The effect of resuscitative mild hypothermia and oxygen concentration on the survival time during lethal uncontrolled hemorrhagic shock in mechanically ventilated rats
KeywordsOxygen Public Health Blood Pressure Heart Rate Treatment Group
To test the hypothesis that resuscitative mild hypothermia (MH) (34°C) or breathing FiO2 of 1.0 would prolong survival time during lethal uncontrolled hemorrhagic shock (UHS) in mechanically ventilated rats.

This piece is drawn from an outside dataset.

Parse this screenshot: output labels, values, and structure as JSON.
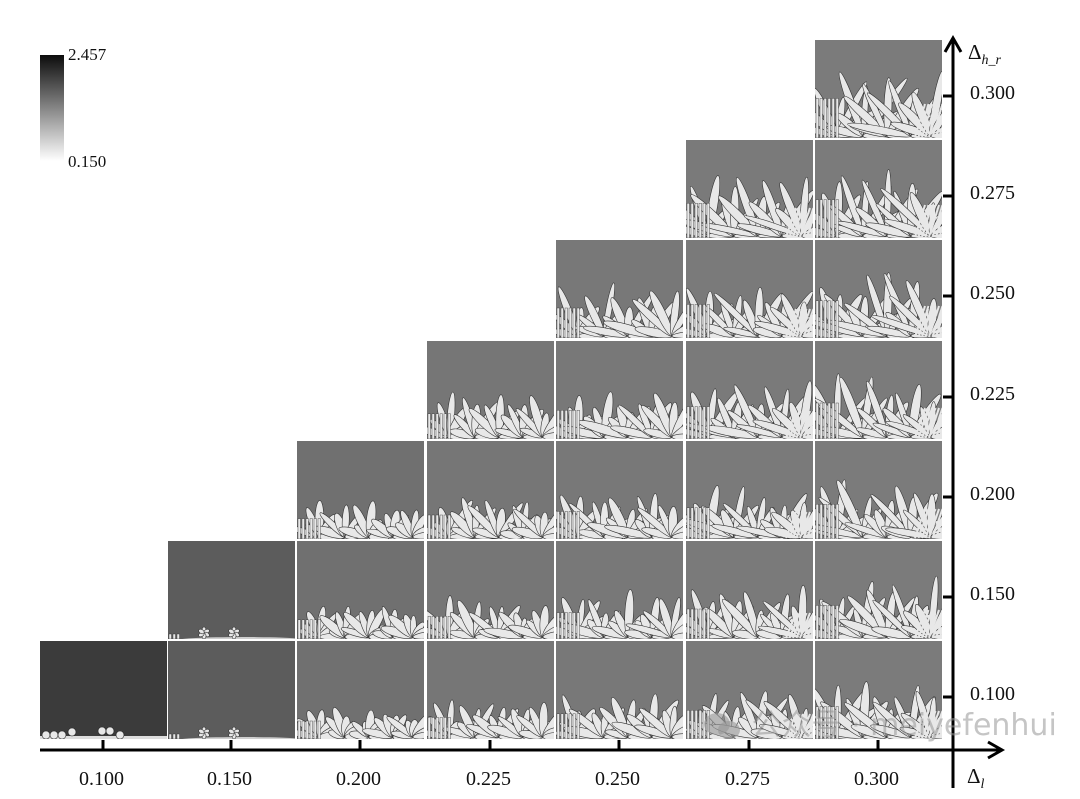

Forty Wistar rats were anaesthetised with halothane, N2O and O2 (70/30%), intubated and mechanically ventilated. UHS was induced by volume-controlled blood withdraw of 3 ml/100 g over 15 min, followed by 75% tail amputation of its length. The animals were randomised into four UHS treatment groups (10 rats in each group): group 1 was maintained on FiO2 of 0.21 and rectal temperature of 37.5°C. Group 2 was maintained on FiO2 of 0.21 and induced MH. Group 3 was maintained on FiO2 of 1.0 and 37.5°C. Group 4 was maintained on FiO2 of 1.0 and MH. Rats were observed otherwise untreated until death (pulseless and mean arterial blood pressure [MAP] less than 10 mmHg, and without fluctuation).
During the initial blood withdraw, MAP decreased to an average of 40 mmHg, and the heart rate (HR) increased to an average of 400 beats/min. Induction of MH increased the MAP to 60 mmHg, and the survival time moreover, it reduced the HR to 300 beats/min but did not increase bleeding. Ventilation with FiO2 of 1.0 did not influence the MAP, the blood loss or the survival time, but increased the PaO2. The mean survival time was 62 min, 202 min, 68 min and 209 min in group 1, group 2, group 3 and group 4, respectively. Blood loss from the tail was 1.0 ml, 1.2 ml, 0.9 ml and 0.7 ml, respectively, in group 1, group 2, group 3 and group 4 (not significant).
MH prolonged the survival time during UHS in mechanically ventilated rats. However, a FiO2 of 1.0 did not influence the survival time or the blood loss from the tail.